16 July 2011

The Haunting at Edward Braddock's Grave

I am standing at a monument to General Braddock near Fort Necessity in Farmington, Pennsylvania. His face is etched into the panel. More than 250 years cannot erase the arrogance with which he tore a road through the wilderness from the Potomac River over the Alleghenies. I doubt that look was there when a force of French and Indians surprised his army near the banks of the Monongahela, turning them back on each other into mad confusion, just fifty miles from his goal: the forks of the Ohio River at present-day Pittsburgh.

They carried him here, 35 miles away, where Braddock died of his wounds and the only remaining officer, a 23-year-old George Washington, took over, hustled the soldiers about a mile further, and set up a fort to take on the pursuing French & Indians.

I remember the story.
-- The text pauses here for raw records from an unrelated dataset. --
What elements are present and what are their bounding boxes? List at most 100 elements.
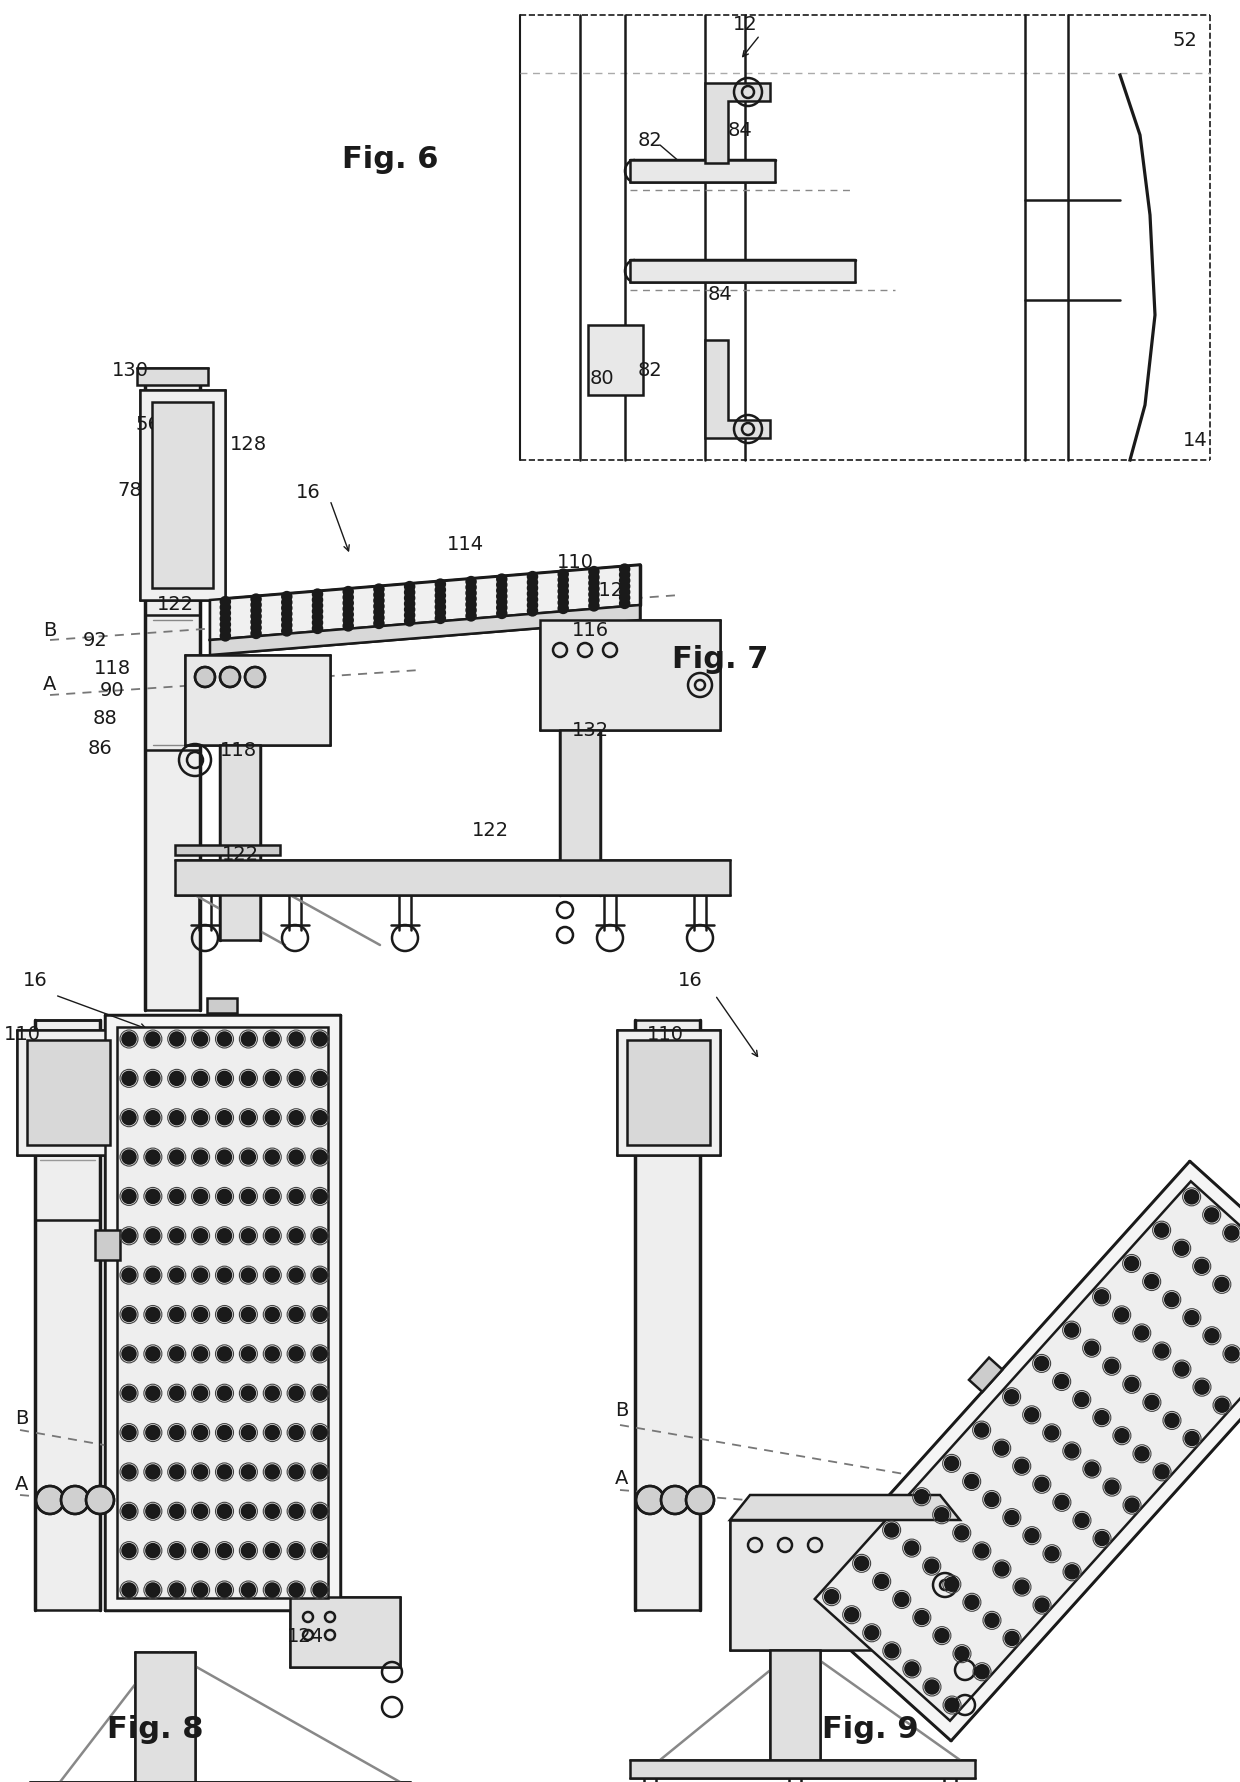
- Circle shape: [528, 577, 537, 586]
- Circle shape: [312, 618, 322, 627]
- Circle shape: [123, 1190, 135, 1203]
- Circle shape: [146, 1584, 160, 1597]
- Circle shape: [856, 1557, 868, 1570]
- Circle shape: [123, 1504, 135, 1518]
- Circle shape: [976, 1545, 988, 1557]
- Circle shape: [265, 1426, 279, 1440]
- Circle shape: [405, 588, 414, 597]
- Text: Fig. 8: Fig. 8: [107, 1716, 203, 1745]
- Circle shape: [195, 666, 215, 688]
- Circle shape: [1136, 1326, 1148, 1340]
- Circle shape: [1215, 1399, 1229, 1411]
- Circle shape: [946, 1698, 959, 1711]
- Circle shape: [374, 608, 383, 617]
- Circle shape: [312, 606, 322, 617]
- Text: A: A: [43, 675, 57, 695]
- Circle shape: [559, 576, 568, 584]
- Circle shape: [146, 1308, 160, 1320]
- Circle shape: [1125, 1256, 1138, 1271]
- Circle shape: [314, 1112, 326, 1124]
- Circle shape: [218, 1032, 231, 1046]
- Circle shape: [1115, 1308, 1128, 1322]
- Circle shape: [242, 1190, 255, 1203]
- Circle shape: [252, 601, 260, 609]
- Circle shape: [312, 601, 322, 609]
- Polygon shape: [219, 745, 260, 939]
- Circle shape: [242, 1504, 255, 1518]
- Text: 110: 110: [557, 552, 594, 572]
- Circle shape: [1055, 1376, 1068, 1388]
- Circle shape: [374, 613, 383, 622]
- Text: 110: 110: [4, 1025, 41, 1044]
- Text: 90: 90: [99, 681, 124, 700]
- Text: B: B: [615, 1401, 629, 1420]
- Circle shape: [252, 611, 260, 620]
- Text: 120: 120: [272, 1572, 309, 1591]
- Circle shape: [290, 1190, 303, 1203]
- Circle shape: [314, 1071, 326, 1085]
- Circle shape: [170, 1465, 184, 1479]
- Circle shape: [314, 1504, 326, 1518]
- Circle shape: [146, 1112, 160, 1124]
- Circle shape: [265, 1386, 279, 1399]
- Circle shape: [497, 597, 506, 606]
- Circle shape: [846, 1607, 858, 1622]
- Circle shape: [265, 1112, 279, 1124]
- Circle shape: [497, 609, 506, 618]
- Circle shape: [1225, 1347, 1239, 1360]
- Circle shape: [935, 1508, 949, 1522]
- Circle shape: [283, 620, 291, 629]
- Circle shape: [123, 1426, 135, 1440]
- Circle shape: [636, 1486, 663, 1515]
- Circle shape: [314, 1032, 326, 1046]
- Circle shape: [195, 1347, 207, 1360]
- Circle shape: [925, 1559, 939, 1574]
- Circle shape: [343, 622, 352, 631]
- Circle shape: [466, 577, 476, 586]
- Circle shape: [170, 1426, 184, 1440]
- Circle shape: [1025, 1529, 1038, 1541]
- Circle shape: [1185, 1312, 1198, 1324]
- Circle shape: [935, 1629, 949, 1641]
- Circle shape: [620, 599, 629, 608]
- Circle shape: [435, 579, 445, 588]
- Text: Fig. 6: Fig. 6: [342, 146, 438, 175]
- Circle shape: [343, 586, 352, 597]
- Text: 84: 84: [728, 121, 753, 139]
- Text: 110: 110: [646, 1025, 683, 1044]
- Circle shape: [252, 595, 260, 604]
- Text: Fig. 7: Fig. 7: [672, 645, 769, 675]
- Circle shape: [435, 592, 445, 601]
- Circle shape: [265, 1308, 279, 1320]
- Circle shape: [1095, 1290, 1109, 1303]
- Circle shape: [343, 615, 352, 625]
- Circle shape: [1035, 1598, 1049, 1611]
- Circle shape: [195, 1032, 207, 1046]
- Circle shape: [246, 666, 265, 688]
- Text: 88: 88: [93, 709, 118, 727]
- Circle shape: [435, 602, 445, 611]
- Circle shape: [219, 666, 241, 688]
- Circle shape: [620, 565, 629, 574]
- Circle shape: [405, 617, 414, 625]
- Circle shape: [589, 572, 599, 581]
- Polygon shape: [706, 340, 770, 438]
- Circle shape: [1166, 1294, 1178, 1306]
- Circle shape: [290, 1230, 303, 1242]
- Polygon shape: [730, 1520, 960, 1650]
- Circle shape: [36, 1486, 64, 1515]
- Circle shape: [1075, 1394, 1089, 1406]
- Circle shape: [312, 590, 322, 599]
- Polygon shape: [290, 1597, 401, 1666]
- Polygon shape: [795, 1162, 1240, 1741]
- Polygon shape: [17, 1030, 120, 1155]
- Circle shape: [1146, 1395, 1158, 1410]
- Text: 16: 16: [295, 483, 320, 501]
- Circle shape: [1225, 1226, 1239, 1240]
- Circle shape: [252, 629, 260, 638]
- Text: 80: 80: [590, 369, 614, 387]
- Text: A: A: [15, 1475, 29, 1495]
- Circle shape: [265, 1545, 279, 1557]
- Circle shape: [283, 627, 291, 636]
- Circle shape: [218, 1071, 231, 1085]
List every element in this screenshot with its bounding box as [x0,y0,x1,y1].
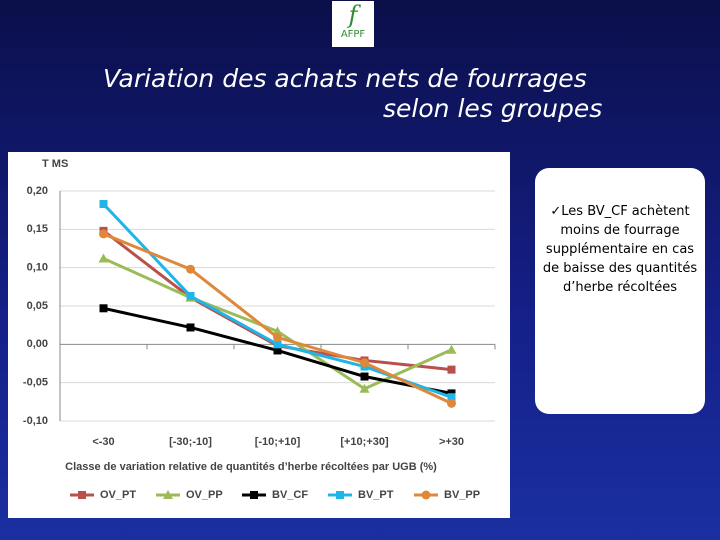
marker [99,229,108,239]
marker [186,292,195,301]
marker [99,304,108,313]
x-tick-label: [-30;-10] [169,436,212,448]
marker [447,398,456,408]
logo: f AFPF [332,1,374,47]
y-tick-label: 0,05 [27,300,48,312]
marker [273,340,282,349]
marker [250,491,258,499]
logo-text: AFPF [340,29,366,40]
marker [272,326,283,336]
marker [360,372,369,381]
marker [78,491,86,499]
marker [163,490,173,499]
marker [273,332,282,342]
y-tick-label: 0,20 [27,185,48,197]
marker [421,490,431,500]
marker [360,358,369,368]
y-tick-label: 0,10 [27,262,48,274]
x-tick-label: [-10;+10] [255,436,301,448]
marker [359,383,370,393]
marker [273,346,282,355]
y-tick-label: 0,15 [27,223,48,235]
marker [447,365,456,374]
title-line: selon les groupes [383,94,603,123]
marker [186,323,195,332]
chart: T MS Classe de variation relative de qua… [8,152,510,518]
y-tick-label: -0,05 [23,377,48,389]
marker [186,264,195,274]
x-tick-label: [+10;+30] [340,436,389,448]
marker [98,253,109,263]
legend-label: BV_PP [444,489,480,501]
legend-label: OV_PT [100,489,136,501]
legend-label: BV_CF [272,489,308,501]
y-tick-label: 0,00 [27,338,48,350]
note-box: ✓Les BV_CF achètent moins de fourrage su… [535,168,705,414]
y-axis-label: T MS [42,158,68,170]
marker [447,393,456,402]
marker [336,491,344,499]
legend-label: OV_PP [186,489,223,501]
marker [99,200,108,209]
legend-label: BV_PT [358,489,394,501]
title-line: Variation des achats nets de fourrages [103,64,587,93]
y-tick-label: -0,10 [23,415,48,427]
x-axis-label: Classe de variation relative de quantité… [65,461,437,473]
x-tick-label: <-30 [92,436,114,448]
x-tick-label: >+30 [439,436,464,448]
marker [446,344,457,354]
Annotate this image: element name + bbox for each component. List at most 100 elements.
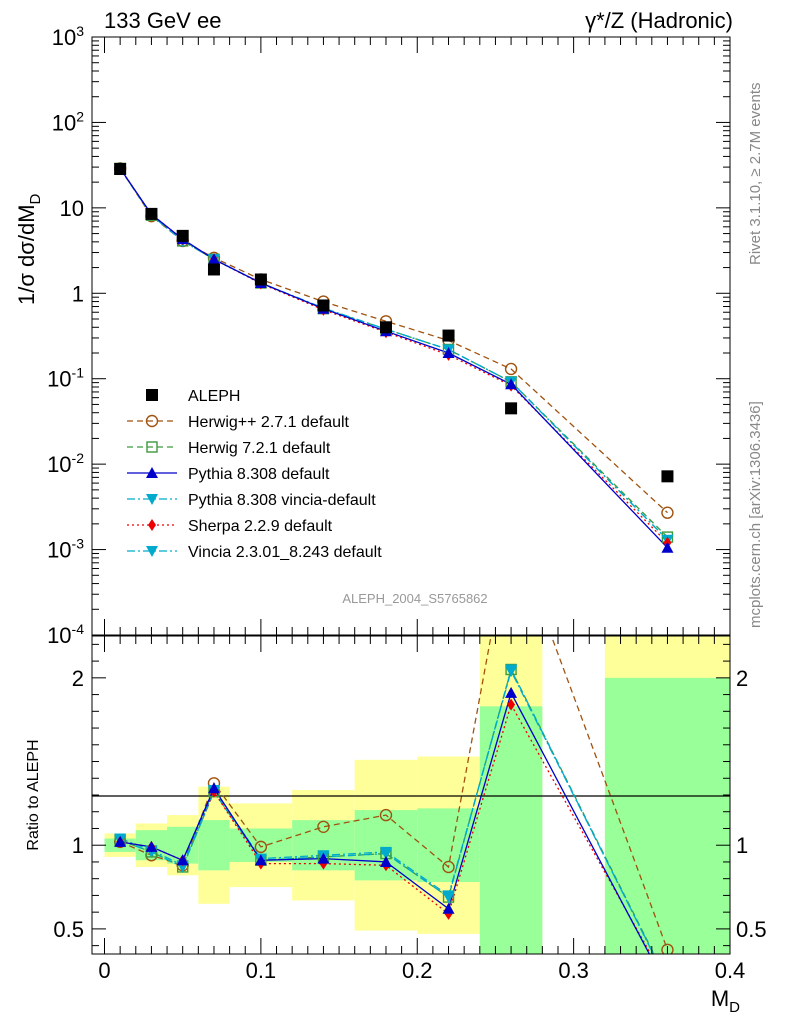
- series-line-herwigpp: [119, 168, 668, 514]
- ratio-point-pythia: [145, 840, 158, 852]
- ratio-point-vincia: [505, 666, 518, 678]
- ratio-point-herwigpp: [254, 840, 268, 854]
- ratio-point-herwig7: [662, 976, 672, 986]
- ratio-y-tick-label-left: 0.5: [53, 917, 84, 942]
- point-herwigpp: [504, 362, 518, 376]
- legend-label-pythia: Pythia 8.308 default: [188, 466, 330, 483]
- legend-marker-pythia_vincia: [146, 494, 158, 505]
- band-inner: [604, 677, 730, 954]
- ratio-uncertainty-bands: [104, 636, 730, 954]
- legend-label-herwigpp: Herwig++ 2.7.1 default: [188, 414, 350, 431]
- legend-label-data: ALEPH: [188, 388, 240, 405]
- series-line-pythia: [119, 168, 668, 549]
- legend-marker-data: [146, 389, 158, 401]
- ratio-line-pythia_vincia: [119, 667, 654, 954]
- ratio-point-pythia_vincia: [661, 977, 673, 988]
- main-series-markers: [113, 162, 674, 553]
- legend-marker-herwigpp: [145, 414, 159, 428]
- ratio-series-markers: [113, 522, 674, 993]
- ratio-point-herwigpp: [506, 522, 517, 533]
- ratio-point-herwigpp: [442, 860, 455, 874]
- ratio-point-pythia: [379, 855, 392, 867]
- ratio-y-tick-label-right: 0.5: [736, 917, 767, 942]
- legend-label-pythia_vincia: Pythia 8.308 vincia-default: [188, 492, 376, 509]
- ratio-line-pythia: [119, 691, 651, 954]
- point-data: [379, 321, 392, 334]
- ratio-y-axis: 0.5 0.5 1 1 2 2: [53, 643, 767, 947]
- ratio-panel: 0.5 0.51 12 2 0 0.1 0.2 0.3 0.4 Ratio to ALEPH …: [25, 37, 767, 1016]
- ratio-y-tick-label-left: 2: [72, 666, 84, 691]
- ratio-point-herwigpp: [379, 808, 393, 822]
- point-data: [317, 299, 330, 312]
- legend: ALEPH Herwig++ 2.7.1 default Herwig 7.2.1 …: [127, 388, 382, 561]
- ratio-line-vincia: [119, 669, 655, 954]
- point-data: [145, 207, 158, 220]
- ratio-point-vincia: [661, 977, 673, 988]
- x-tick-label: 0: [98, 958, 110, 983]
- ratio-point-vincia: [442, 890, 455, 902]
- legend-marker-sherpa: [148, 519, 156, 531]
- series-line-pythia_vincia: [119, 168, 668, 541]
- x-axis-label: MD: [711, 986, 740, 1016]
- x-axis: 0 0.1 0.2 0.3 0.4: [98, 37, 745, 983]
- ratio-point-pythia: [442, 902, 455, 914]
- point-pythia: [505, 378, 518, 390]
- point-data: [254, 273, 267, 286]
- point-data: [442, 329, 455, 342]
- ratio-point-pythia: [661, 982, 673, 993]
- y-tick-label: 10: [60, 196, 84, 221]
- y-tick-label: 10-1: [47, 365, 84, 392]
- y-tick-label: 1: [72, 281, 84, 306]
- point-data: [661, 470, 674, 483]
- series-line-sherpa: [119, 168, 668, 544]
- ratio-y-tick-label-right: 1: [736, 833, 748, 858]
- point-data: [207, 263, 220, 276]
- series-line-vincia: [119, 168, 668, 541]
- main-panel: 10-4 10-3 10-2 10-1 1 10 102 103 1/σ dσ/dMD ALE…: [14, 23, 731, 648]
- ratio-point-vincia: [379, 846, 392, 858]
- plot-title-right: γ*/Z (Hadronic): [585, 8, 733, 33]
- band-inner: [479, 706, 543, 954]
- ratio-point-sherpa: [663, 978, 671, 990]
- x-tick-label: 0.2: [402, 958, 433, 983]
- x-tick-label: 0.4: [715, 958, 746, 983]
- ratio-line-sherpa: [119, 702, 652, 954]
- point-herwigpp: [661, 506, 674, 519]
- ratio-y-tick-label-left: 1: [72, 833, 84, 858]
- legend-label-sherpa: Sherpa 2.2.9 default: [188, 518, 333, 535]
- x-tick-label: 0.1: [246, 958, 277, 983]
- legend-marker-herwig7: [146, 441, 158, 453]
- ratio-point-herwigpp: [661, 943, 674, 954]
- y-tick-label: 10-2: [47, 450, 84, 477]
- point-pythia: [661, 541, 674, 553]
- plot-title-left: 133 GeV ee: [104, 8, 221, 33]
- ratio-point-pythia: [176, 854, 189, 866]
- analysis-label: ALEPH_2004_S5765862: [342, 591, 487, 606]
- main-y-axis: 10-4 10-3 10-2 10-1 1 10 102 103: [47, 23, 730, 648]
- ratio-point-herwigpp: [317, 820, 330, 833]
- ratio-y-tick-label-right: 2: [736, 666, 748, 691]
- ratio-series-lines: [119, 636, 669, 954]
- legend-label-vincia: Vincia 2.3.01_8.243 default: [188, 544, 382, 561]
- ratio-point-pythia: [505, 686, 518, 698]
- ratio-line-herwigpp: [119, 636, 669, 951]
- y-tick-label: 10-3: [47, 536, 84, 563]
- main-series-lines: [119, 168, 668, 549]
- y-tick-label: 102: [52, 108, 84, 135]
- legend-marker-pythia: [146, 467, 158, 478]
- y-tick-label: 103: [52, 23, 84, 50]
- main-frame: [91, 36, 731, 636]
- point-data: [114, 163, 127, 176]
- legend-marker-vincia: [146, 546, 158, 557]
- mcplots-label: mcplots.cern.ch [arXiv:1306.3436]: [747, 401, 764, 628]
- band-inner: [198, 820, 230, 871]
- ratio-point-sherpa: [507, 698, 516, 711]
- point-data: [176, 229, 189, 242]
- ratio-y-axis-label: Ratio to ALEPH: [25, 739, 42, 850]
- ratio-point-pythia: [207, 782, 220, 794]
- ratio-point-pythia: [114, 835, 127, 847]
- ratio-point-pythia: [317, 852, 330, 864]
- ratio-point-pythia: [254, 854, 267, 866]
- rivet-version-label: Rivet 3.1.10, ≥ 2.7M events: [747, 83, 764, 266]
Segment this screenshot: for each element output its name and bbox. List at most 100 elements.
I wasn't even in school yet when my dad told it to me. We were walking in the woods at the time, exploring our new home near Amesville, Ohio. He told me how Indians hid in the trees, watched Braddock's army pass, and launched their attack. I pace around the monument. On my way back to the car, I pass this sign: "This is the spot where Major-General Edward Braddock was buried, July 14th 1755."

Washington had buried Braddock in the middle of the road they had built through the thick forest. Indians were known to dig up recent burials to claim scalps. Therefore, Washington's first order as commander was to bury the general and then direct every soldier and pack animal to tread the ground above him. It wasn't until sixty years later, that workers building the National Road (current US 40) unearthed the general's remains, reinterring them further up the hill, underneath the present monument.

These woods are haunted. I can tell that.

I follow the path. It ends at a creek, in woods so think and tangled, I think I can see Braddock's demise hiding in the shadows.

There is the trace of a path off to the right. I can see it. I have a sense for trails. I can see them when others can't, even in the dark of night. I have followed trails--and creeks, and sounds--since I was a boy.

I follow a trail. I see it winding through the ferns. I begin to run. I can't help it. I look down. I can't see my feet.